Question

I've inherited an old system after starting a new job, none of the previous developers work here any more and none of them documented all that much. Fun times.

The system uses an old, defunct CMS and I've just finished a large ordeal whereby I could not for the life of me figure out how routing worked (the client wanted a URL changing). It later turned out that the previous developers had been using a completely separate program called "Helicon ISAPI rewrite" and had been doing all of the site's URL management from there.

My question is: How could I have figured this out more quickly (e.g. are there external tools I could have used or logs I don't know about that would have revealed how this routing was working)?

I spent a whole afternoon picking through 10 years worth of code when the answer wasn't even in there!

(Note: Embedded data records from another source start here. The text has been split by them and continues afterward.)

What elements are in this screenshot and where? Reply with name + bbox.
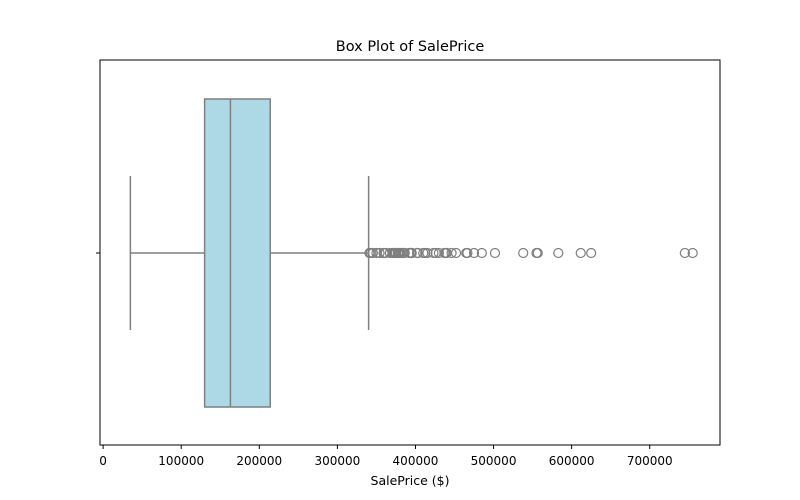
iqr-box [203,98,271,408]
outlier-point [553,247,564,259]
outlier-point [422,247,433,259]
outlier-point [462,247,473,259]
outlier-point [367,247,378,259]
x-axis-label: SalePrice ($) [371,473,450,488]
plot-area [96,59,721,446]
x-tick-label: 0 [99,454,107,468]
outlier-point [586,247,597,259]
x-tick-label: 500000 [471,454,517,468]
x-tick-label: 100000 [158,454,204,468]
outlier-point [489,247,501,259]
x-tick-label: 700000 [627,454,673,468]
outlier-point [532,247,543,259]
x-tick-label: 300000 [314,454,360,468]
outlier-point [406,247,417,259]
outlier-point [687,247,698,259]
outlier-point [476,247,487,259]
x-tick-label: 600000 [549,454,595,468]
outlier-point [518,247,529,259]
x-tick-label: 200000 [236,454,282,468]
outlier-point [575,247,586,259]
outlier-point [468,247,480,259]
outlier-point [433,247,444,259]
outlier-point [446,247,457,259]
outlier-point [450,247,462,259]
outlier-point [374,247,385,259]
chart-title: Box Plot of SalePrice [336,39,485,55]
outlier-point [412,247,423,259]
outlier-point [679,247,690,259]
x-axis-ticks: 0 100000 200000 300000 400000 500000 600000 700… [99,445,673,468]
x-tick-label: 400000 [393,454,439,468]
outlier-point [399,247,410,259]
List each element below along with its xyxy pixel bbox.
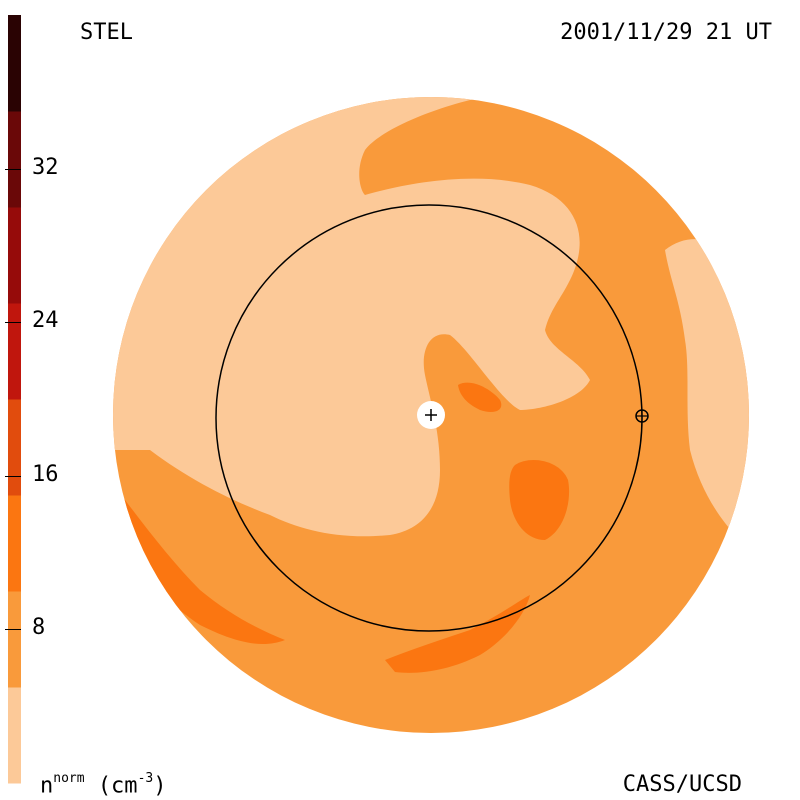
unit-close: ): [153, 773, 167, 799]
colorbar-level-2: [8, 591, 21, 688]
colorbar-level-7: [8, 111, 21, 208]
colorbar-level-3: [8, 495, 21, 592]
colorbar-level-6: [8, 207, 21, 304]
timestamp-label: 2001/11/29 21 UT: [560, 20, 772, 45]
colorbar-level-8: [8, 15, 21, 112]
instrument-label: STEL: [80, 20, 133, 45]
earth-circle-plus-icon: [635, 409, 649, 423]
sun-plus-icon: [417, 401, 445, 429]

Right now I'm feeling that I had no chance of figuring that out quickly but I'm wondering if I'm missing something.

Était-ce utile?

La solution

I think I understand what you're asking, to discover the rewriting in the first place. Tony's answer is right if you knew about ISAPI_Rewrite up front, but hindsight is 20-20. I'm a big fan of ISAPI_Rewrite and Helicon Ape, so I might have suspected it. However, if the rewriting was being done by IIS7's .NET web.config, I wouldn't have looked there (although I guess web.config should be a place to start for anything IIS-screwy). With a legacy CMS or something like WordPress, I wouldn't know where to start, so I would probably start with the code like you did.

I suppose the real starting point is the top of IIS, before the request even gets to the web code.

Looking around in IIS7, I see Handler Mappings, with a whole bunch of stuff in there, intercepting various requests. These could all "do things" to the request before it hits the website. e.g., I see Microsoft's ExtensionlessUrlHandler... which gave us troubles as a breaking changing when upgrading to .NET 4.0. We had to dig around for this, wondering what was putting eurl.axd into our urls.

IIS6 has an ISAPI Filters tab on the website properties. Mine has ISAPI_Rewrite and ASP.NET_2.0.... in it. There's also an HTTP Headers tabl with MIME types, that can be a culprit for diverting requests.

Knowing this now, perhaps a list of all rewriting software would be handy. Just search the system for any of them installed - might be the fastest way to a get the first clue.

And actually, if you spent an afternoon in 10 years of code, that's not too bad! So you may not have had a chance of figuring this out quickly - any legacy system is going to have buried secrets.

Autres conseils

If it's ISAPI_Rewrite v3, you can enable logging in httpd.conf in ISAPI_Rewrite installation folder by putting the following lines:

RewriteLogLevel 9
LogLevel debug

Then after you make some test request, the rewrite.log and error.log file will appear in ISAPI_Rewrite installation folder. error.log shows general issues, while rewrite.log shows how and if the rules are applied and what the resulting URL is.